Spring? In What Sense?
Monday, September 12, 2011
Via HBL comes an ominous report about things on the ground in Egypt. The title just about says it all: "Egypt's Military Rulers Ignored Pleas from US as Mob Attacked Israeli Embassy."
Israel was forced to send military aircraft to Cairo to evacuate its ambassador and more than 80 diplomats after a mob, angered by the killing of three Egyptian border guards by Israeli forces last month, laid siege to the embassy. As the Egyptian police and army stood by, unwilling or unable to intervene, the rioters broke through the mission's defences and ransacked the building. The incident has plunged relations between Israel and its oldest Arab ally deep into crisis.Regarding this news story and the so-called "Arab Spring," I commend you to the last two comments of a post at this very blog after the uprisings in Tunisia and Obama's admonition to Hosni Mubarak.
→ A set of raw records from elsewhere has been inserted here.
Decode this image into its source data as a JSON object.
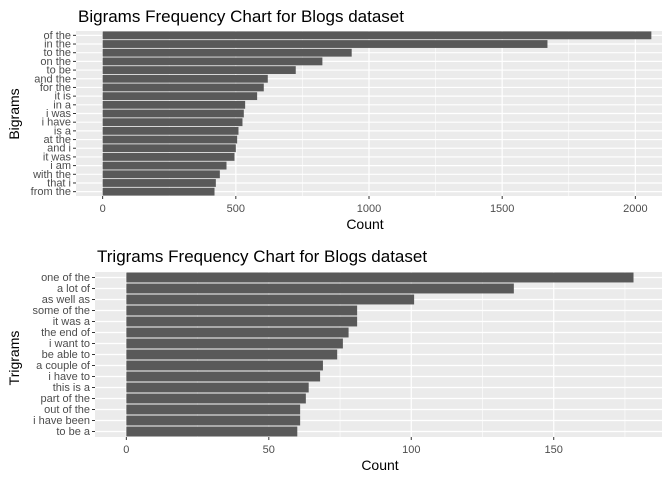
{
  "chart_data": [
    {
      "type": "bar",
      "orientation": "horizontal",
      "title": "Bigrams Frequency Chart for Blogs dataset",
      "xlabel": "Count",
      "ylabel": "Bigrams",
      "xlim": [
        -100,
        2100
      ],
      "xticks": [
        0,
        500,
        1000,
        1500,
        2000
      ],
      "grid": true,
      "bar_color": "#595959",
      "panel_color": "#EBEBEB",
      "categories": [
        "of the",
        "in the",
        "to the",
        "on the",
        "to be",
        "and the",
        "for the",
        "it is",
        "in a",
        "i was",
        "i have",
        "is a",
        "at the",
        "and i",
        "it was",
        "i am",
        "with the",
        "that i",
        "from the"
      ],
      "values": [
        2060,
        1670,
        935,
        825,
        725,
        620,
        605,
        580,
        535,
        530,
        525,
        510,
        505,
        500,
        495,
        465,
        440,
        425,
        420
      ]
    },
    {
      "type": "bar",
      "orientation": "horizontal",
      "title": "Trigrams Frequency Chart for Blogs dataset",
      "xlabel": "Count",
      "ylabel": "Trigrams",
      "xlim": [
        -11,
        188
      ],
      "xticks": [
        0,
        50,
        100,
        150
      ],
      "grid": true,
      "bar_color": "#595959",
      "panel_color": "#EBEBEB",
      "categories": [
        "one of the",
        "a lot of",
        "as well as",
        "some of the",
        "it was a",
        "the end of",
        "i want to",
        "be able to",
        "a couple of",
        "i have to",
        "this is a",
        "part of the",
        "out of the",
        "i have been",
        "to be a"
      ],
      "values": [
        178,
        136,
        101,
        81,
        81,
        78,
        76,
        74,
        69,
        68,
        64,
        63,
        61,
        61,
        60
      ]
    }
  ]
}
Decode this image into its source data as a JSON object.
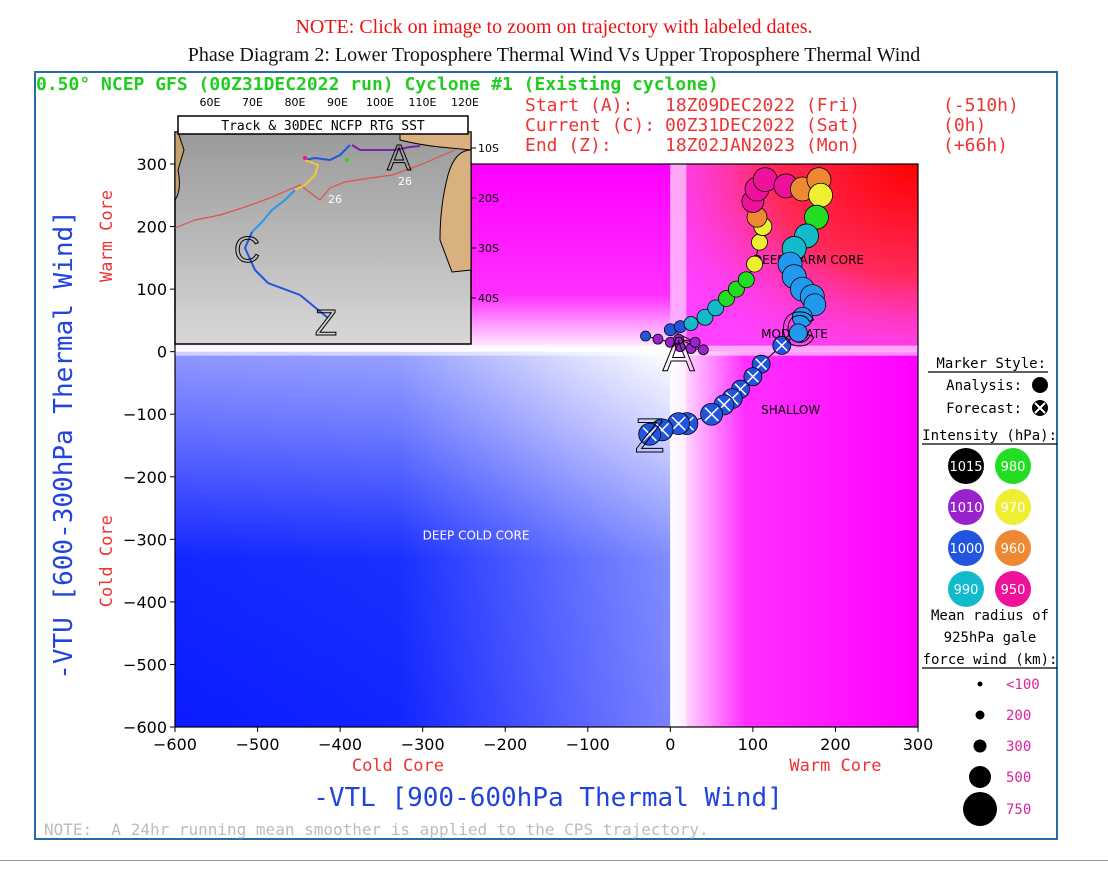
{
  "header": {
    "note": "NOTE: Click on image to zoom on trajectory with labeled dates.",
    "title": "Phase Diagram 2: Lower Troposphere Thermal Wind Vs Upper Troposphere Thermal Wind"
  },
  "run_line": "0.50° NCEP GFS (00Z31DEC2022 run) Cyclone #1 (Existing cyclone)",
  "times": [
    {
      "label": "Start (A):",
      "date": "18Z09DEC2022 (Fri)",
      "offset": "(-510h)"
    },
    {
      "label": "Current (C):",
      "date": "00Z31DEC2022 (Sat)",
      "offset": "(0h)"
    },
    {
      "label": "End (Z):",
      "date": "18Z02JAN2023 (Mon)",
      "offset": "(+66h)"
    }
  ],
  "inset": {
    "title": "Track & 30DEC NCFP RTG SST",
    "lon_labels": [
      "60E",
      "70E",
      "80E",
      "90E",
      "100E",
      "110E",
      "120E"
    ],
    "lat_labels": [
      "10S",
      "20S",
      "30S",
      "40S"
    ],
    "sst_labels": [
      "26",
      "26"
    ],
    "letters": [
      "A",
      "C",
      "Z"
    ]
  },
  "legend": {
    "marker_style_title": "Marker Style:",
    "analysis_label": "Analysis:",
    "forecast_label": "Forecast:",
    "intensity_title": "Intensity (hPa):",
    "intensity": [
      {
        "value": "1015",
        "color": "#000000"
      },
      {
        "value": "980",
        "color": "#22dd22"
      },
      {
        "value": "1010",
        "color": "#9922cc"
      },
      {
        "value": "970",
        "color": "#eeee33"
      },
      {
        "value": "1000",
        "color": "#2255dd"
      },
      {
        "value": "960",
        "color": "#ee8833"
      },
      {
        "value": "990",
        "color": "#11bbcc"
      },
      {
        "value": "950",
        "color": "#ee1199"
      }
    ],
    "radius_title_1": "Mean radius of",
    "radius_title_2": "925hPa gale",
    "radius_title_3": "force wind (km):",
    "radius": [
      "<100",
      "200",
      "300",
      "500",
      "750"
    ]
  },
  "footer_note": "NOTE:  A 24hr running mean smoother is applied to the CPS trajectory.",
  "chart_data": {
    "type": "scatter",
    "xlabel": "-VTL [900-600hPa Thermal Wind]",
    "ylabel": "-VTU [600-300hPa Thermal Wind]",
    "xlim": [
      -600,
      300
    ],
    "ylim": [
      -600,
      300
    ],
    "x_ticks": [
      -600,
      -500,
      -400,
      -300,
      -200,
      -100,
      0,
      100,
      200,
      300
    ],
    "y_ticks": [
      -600,
      -500,
      -400,
      -300,
      -200,
      -100,
      0,
      100,
      200,
      300
    ],
    "x_side_labels": [
      "Cold Core",
      "Warm Core"
    ],
    "y_side_labels": [
      "Cold Core",
      "Warm Core"
    ],
    "regions": [
      "DEEP WARM CORE",
      "MODERATE",
      "SHALLOW",
      "DEEP COLD CORE"
    ],
    "track_letters": [
      "A",
      "C",
      "Z"
    ],
    "trajectory": [
      {
        "x": -30,
        "y": 25,
        "r": 5,
        "c": "#2255dd",
        "t": "a"
      },
      {
        "x": -15,
        "y": 20,
        "r": 5,
        "c": "#9922cc",
        "t": "a"
      },
      {
        "x": 0,
        "y": 15,
        "r": 5,
        "c": "#9922cc",
        "t": "a"
      },
      {
        "x": 12,
        "y": 8,
        "r": 5,
        "c": "#9922cc",
        "t": "a"
      },
      {
        "x": 25,
        "y": 5,
        "r": 5,
        "c": "#9922cc",
        "t": "a"
      },
      {
        "x": 40,
        "y": 3,
        "r": 5,
        "c": "#9922cc",
        "t": "a"
      },
      {
        "x": 10,
        "y": 20,
        "r": 5,
        "c": "#9922cc",
        "t": "a"
      },
      {
        "x": 30,
        "y": 15,
        "r": 5,
        "c": "#9922cc",
        "t": "a"
      },
      {
        "x": 0,
        "y": 35,
        "r": 6,
        "c": "#2255dd",
        "t": "a"
      },
      {
        "x": 12,
        "y": 40,
        "r": 6,
        "c": "#2255dd",
        "t": "a"
      },
      {
        "x": 25,
        "y": 45,
        "r": 7,
        "c": "#11bbcc",
        "t": "a"
      },
      {
        "x": 42,
        "y": 55,
        "r": 8,
        "c": "#11bbcc",
        "t": "a"
      },
      {
        "x": 55,
        "y": 70,
        "r": 8,
        "c": "#11bbcc",
        "t": "a"
      },
      {
        "x": 68,
        "y": 85,
        "r": 8,
        "c": "#22dd22",
        "t": "a"
      },
      {
        "x": 80,
        "y": 100,
        "r": 8,
        "c": "#22dd22",
        "t": "a"
      },
      {
        "x": 92,
        "y": 115,
        "r": 8,
        "c": "#22dd22",
        "t": "a"
      },
      {
        "x": 102,
        "y": 140,
        "r": 8,
        "c": "#eeee33",
        "t": "a"
      },
      {
        "x": 108,
        "y": 175,
        "r": 8,
        "c": "#eeee33",
        "t": "a"
      },
      {
        "x": 112,
        "y": 200,
        "r": 9,
        "c": "#eeee33",
        "t": "a"
      },
      {
        "x": 105,
        "y": 215,
        "r": 10,
        "c": "#ee8833",
        "t": "a"
      },
      {
        "x": 100,
        "y": 240,
        "r": 11,
        "c": "#ee1199",
        "t": "a"
      },
      {
        "x": 105,
        "y": 260,
        "r": 12,
        "c": "#ee1199",
        "t": "a"
      },
      {
        "x": 115,
        "y": 275,
        "r": 12,
        "c": "#ee1199",
        "t": "a"
      },
      {
        "x": 140,
        "y": 265,
        "r": 12,
        "c": "#ee1199",
        "t": "a"
      },
      {
        "x": 160,
        "y": 260,
        "r": 12,
        "c": "#ee8833",
        "t": "a"
      },
      {
        "x": 180,
        "y": 275,
        "r": 12,
        "c": "#ee8833",
        "t": "a"
      },
      {
        "x": 182,
        "y": 250,
        "r": 12,
        "c": "#eeee33",
        "t": "a"
      },
      {
        "x": 177,
        "y": 215,
        "r": 12,
        "c": "#22dd22",
        "t": "a"
      },
      {
        "x": 165,
        "y": 185,
        "r": 12,
        "c": "#11bbcc",
        "t": "a"
      },
      {
        "x": 150,
        "y": 165,
        "r": 12,
        "c": "#11bbcc",
        "t": "a"
      },
      {
        "x": 145,
        "y": 140,
        "r": 12,
        "c": "#2299ee",
        "t": "a"
      },
      {
        "x": 150,
        "y": 120,
        "r": 12,
        "c": "#2299ee",
        "t": "a"
      },
      {
        "x": 160,
        "y": 100,
        "r": 12,
        "c": "#2299ee",
        "t": "a"
      },
      {
        "x": 172,
        "y": 88,
        "r": 12,
        "c": "#2299ee",
        "t": "a"
      },
      {
        "x": 175,
        "y": 75,
        "r": 11,
        "c": "#2299ee",
        "t": "a"
      },
      {
        "x": 160,
        "y": 55,
        "r": 10,
        "c": "#2299ee",
        "t": "a"
      },
      {
        "x": 155,
        "y": 30,
        "r": 9,
        "c": "#2299ee",
        "t": "a"
      },
      {
        "x": 135,
        "y": 10,
        "r": 9,
        "c": "#2255dd",
        "t": "f"
      },
      {
        "x": 110,
        "y": -20,
        "r": 9,
        "c": "#2255dd",
        "t": "f"
      },
      {
        "x": 100,
        "y": -40,
        "r": 9,
        "c": "#2255dd",
        "t": "f"
      },
      {
        "x": 85,
        "y": -60,
        "r": 9,
        "c": "#2255dd",
        "t": "f"
      },
      {
        "x": 75,
        "y": -75,
        "r": 10,
        "c": "#2255dd",
        "t": "f"
      },
      {
        "x": 65,
        "y": -85,
        "r": 10,
        "c": "#2255dd",
        "t": "f"
      },
      {
        "x": 50,
        "y": -100,
        "r": 11,
        "c": "#2255dd",
        "t": "f"
      },
      {
        "x": 20,
        "y": -115,
        "r": 11,
        "c": "#2255dd",
        "t": "f"
      },
      {
        "x": 10,
        "y": -115,
        "r": 11,
        "c": "#2255dd",
        "t": "f"
      },
      {
        "x": -10,
        "y": -125,
        "r": 11,
        "c": "#2255dd",
        "t": "f"
      },
      {
        "x": -25,
        "y": -132,
        "r": 11,
        "c": "#2255dd",
        "t": "f"
      }
    ]
  }
}
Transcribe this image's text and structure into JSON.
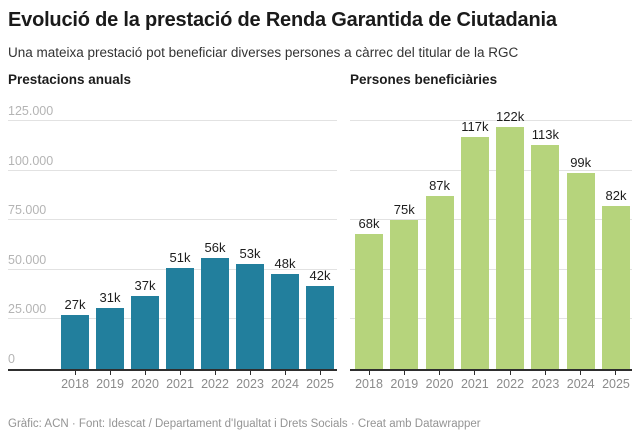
{
  "header": {
    "title": "Evolució de la prestació de Renda Garantida de Ciutadania",
    "subtitle": "Una mateixa prestació pot beneficiar diverses persones a càrrec del titular de la RGC"
  },
  "footer": {
    "credit": "Gràfic: ACN · Font: Idescat / Departament d'Igualtat i Drets Socials · Creat amb Datawrapper"
  },
  "style": {
    "bar_teal": "#227f9d",
    "bar_green": "#b6d47c",
    "gridline_color": "#e2e2e2",
    "axis_color": "#2e2e2e",
    "y_label_color": "#b4b4b4",
    "x_label_color": "#8b8b8b",
    "value_label_color": "#1d1d1d",
    "title_color": "#1a1a1a",
    "footer_color": "#949494",
    "background": "#ffffff"
  },
  "chart_data": [
    {
      "type": "bar",
      "title": "Prestacions anuals",
      "categories": [
        "2018",
        "2019",
        "2020",
        "2021",
        "2022",
        "2023",
        "2024",
        "2025"
      ],
      "values": [
        27000,
        31000,
        37000,
        51000,
        56000,
        53000,
        48000,
        42000
      ],
      "value_labels": [
        "27k",
        "31k",
        "37k",
        "51k",
        "56k",
        "53k",
        "48k",
        "42k"
      ],
      "bar_color": "#227f9d",
      "xlabel": "",
      "ylabel": "",
      "ylim": [
        0,
        125000
      ],
      "yticks": [
        {
          "value": 0,
          "label": "0"
        },
        {
          "value": 25000,
          "label": "25.000"
        },
        {
          "value": 50000,
          "label": "50.000"
        },
        {
          "value": 75000,
          "label": "75.000"
        },
        {
          "value": 100000,
          "label": "100.000"
        },
        {
          "value": 125000,
          "label": "125.000"
        }
      ],
      "show_y_labels": true,
      "grid": true,
      "legend": "none"
    },
    {
      "type": "bar",
      "title": "Persones beneficiàries",
      "categories": [
        "2018",
        "2019",
        "2020",
        "2021",
        "2022",
        "2023",
        "2024",
        "2025"
      ],
      "values": [
        68000,
        75000,
        87000,
        117000,
        122000,
        113000,
        99000,
        82000
      ],
      "value_labels": [
        "68k",
        "75k",
        "87k",
        "117k",
        "122k",
        "113k",
        "99k",
        "82k"
      ],
      "bar_color": "#b6d47c",
      "xlabel": "",
      "ylabel": "",
      "ylim": [
        0,
        125000
      ],
      "yticks": [
        {
          "value": 0,
          "label": ""
        },
        {
          "value": 25000,
          "label": ""
        },
        {
          "value": 50000,
          "label": ""
        },
        {
          "value": 75000,
          "label": ""
        },
        {
          "value": 100000,
          "label": ""
        },
        {
          "value": 125000,
          "label": ""
        }
      ],
      "show_y_labels": false,
      "grid": true,
      "legend": "none"
    }
  ]
}
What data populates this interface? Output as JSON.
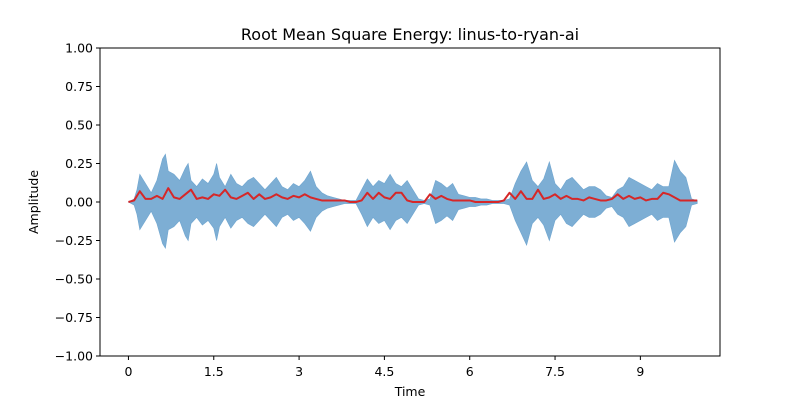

Fresh details disclosed yesterday showed how narrowly an even more serious incident was averted. Both Israel and America appeared concerned that the indecent could spiral into a repeat of the US embassy siege in Tehran after the Iranian revolution of 1979, when 42 US diplomats were held hostage for 444 days.
--- In Other News ---
Another round of Jean Moroney's "Tap Your Own Brilliance" teleclasses is starting up soon and space is limited. It's also a steal at less than a couple hundred smackers. I'll quote the participant review she cites in the mailing list announcement I received: "This class makes it easier to face difficult decisions, to more quickly find paths to better solutions, and to overcome obstacles such as overload, confusion and lack of ideas. The time and money I spent thinking about thinking was a solid investment that will pay dividends for decades." All I can add to this is, "And you can use it now."
A conservative commentator makes quite a few amusing and trenchant remarks about the Obama Presidency. I disagree with the title of the article, however, which calls Obama's agenda "Obsolete." As I once said of Social Security during a "man-on-the-street" interview ages ago, "That's not an 'obsolete' idea: It was never a good idea in the first place." I was quoted, but that gem was left out. Nevertheless, I was happy to see that I was not so heavily edited as to sound like a buffoon.
Is Apple disrupting disruptive technology? This blog posting on "The New Apple Advantage" makes the best case I have ever seen for why, despite vendor lock-in and a lack of control by end-users, Apple has a competitive advantage. All that control comes at a price that people are less and less willing to pay. There is a lesson for any high-end vendor here.
4 comments:
Gus,
I'm perplexed as to how anyone who has lived a day in his life and is not a Leftist or a NeoCon could have expected post Mubarak Egypt to be anything other than a Sharia dominated, Infidel-hating movement. The whole premise of removing Mubarak is that there was a pro "democracy" movement afoot. That should immediately give one cause for expecting the worst because the term "democracy" reveals that anyone who uses it is an idiot - plain and simple. As Ed Cline so brilliantly put it: Democracy + Islam = Jihad.
That's what the movement in Egypt is really all about. It is not any "Arab Spring". It is the continuation of the Jihad revivalism which has been going on for over 100 years. What is the first thing that the Egyptians have done since their "lust for democracy"? That's right. Attempt to kill Jews. As they must because it is dictated by their religion.
All democracy does is unleash the mob. What do mobs of Muslims believe in? Only one thing. Islam. And Islam is constitutionally violent and inherently warlike. I don't see how non-Leftists and non-NeoCons can't see this after our experience with Muslim belligerence 10 years since 9/11.
Much of the problem is wishful thinking, made dangerous by a failure to appreciate the motivating role of philosophical ideas or the predominant nature of the ideology of Islam.
Rats, you fixed the "indecent" typo before I could comment on it.
What was it? I'm serious. After posting this before five (whatever the blog post time stamp says, it's knackered), I worked feverishly on a document I am preparing for four hours and attended to a continually-awake baby ever since, until now (8:30 pm in this time zone). This post is already a distant memory!